Note: Now, we will use method 2 to find the answer.
In this method, we will shift the trigonometric ratio to the other side and close the inverse trigonometry.
$ \Rightarrow y = {\sin ^{ - 1}}\left( {\dfrac{1}{x}} \right)$ …. (given)
Shifting sin to the other side,
$\sin y = \left( {\dfrac{1}{x}} \right)$ ….. (1)
Now, we will differentiate the equation with respect to x,
\[ \Rightarrow \cos y\dfrac{{dy}}{{dx}} = \dfrac{{ - 1}}{{{x^2}}}\] …... $\left( {\dfrac{{d\left( {\sin y} \right)}}{{dx}} = \cos y} \right)$
Shifting the ratio to the other side,
\[ \Rightarrow \dfrac{{dy}}{{dx}} = \dfrac{{ - 1}}{{{x^2}\cos y}}\] …. (2)
We cannot leave our answer in terms of y as our question was in terms of x.

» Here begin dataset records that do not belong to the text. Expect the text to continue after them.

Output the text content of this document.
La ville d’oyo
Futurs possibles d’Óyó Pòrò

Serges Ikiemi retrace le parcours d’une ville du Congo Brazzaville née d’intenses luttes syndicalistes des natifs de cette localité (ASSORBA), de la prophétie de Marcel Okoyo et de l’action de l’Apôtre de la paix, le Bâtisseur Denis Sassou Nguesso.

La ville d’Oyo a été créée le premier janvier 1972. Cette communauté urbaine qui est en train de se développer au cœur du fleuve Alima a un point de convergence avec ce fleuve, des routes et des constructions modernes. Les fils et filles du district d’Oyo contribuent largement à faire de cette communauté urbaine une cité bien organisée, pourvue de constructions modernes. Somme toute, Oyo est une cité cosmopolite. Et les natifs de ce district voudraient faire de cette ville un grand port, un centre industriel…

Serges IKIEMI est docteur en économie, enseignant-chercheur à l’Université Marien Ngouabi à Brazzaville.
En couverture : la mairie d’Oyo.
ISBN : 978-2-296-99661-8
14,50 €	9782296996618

So, we will use certain trigonometric formulae to convert the answer.
We know that ${\sin ^2}y + {\cos ^2}y = 1$ .
Using it to find the value of $\cos y$ ,
$ \Rightarrow \cos y = \sqrt {1 - {{\sin }^2}y} $
From equation (1), we know that $\sin y = \left( {\dfrac{1}{x}} \right)$ .
Substituting in the above equation,
$ \Rightarrow \cos y = \sqrt {1 - \dfrac{1}{{{x^2}}}} $
Putting it back in equation (2),
\[ \Rightarrow \dfrac{{dy}}{{dx}} = \dfrac{{ - 1}}{{{x^2}\sqrt {1 - \dfrac{1}{{{x^2}}}} }}\]
On simplifying, we will get,
\[ \Rightarrow \dfrac{{dy}}{{dx}} = \dfrac{{ - 1}}{{{x^2}\dfrac{{\sqrt {{x^2} - 1} }}{x}}}\]
\[ \Rightarrow \dfrac{{dy}}{{dx}} = \dfrac{{ - 1}}{{x\sqrt {{x^2} - 1} }}\]
Hence, the answer using this formula is similar to the answer using the above formula.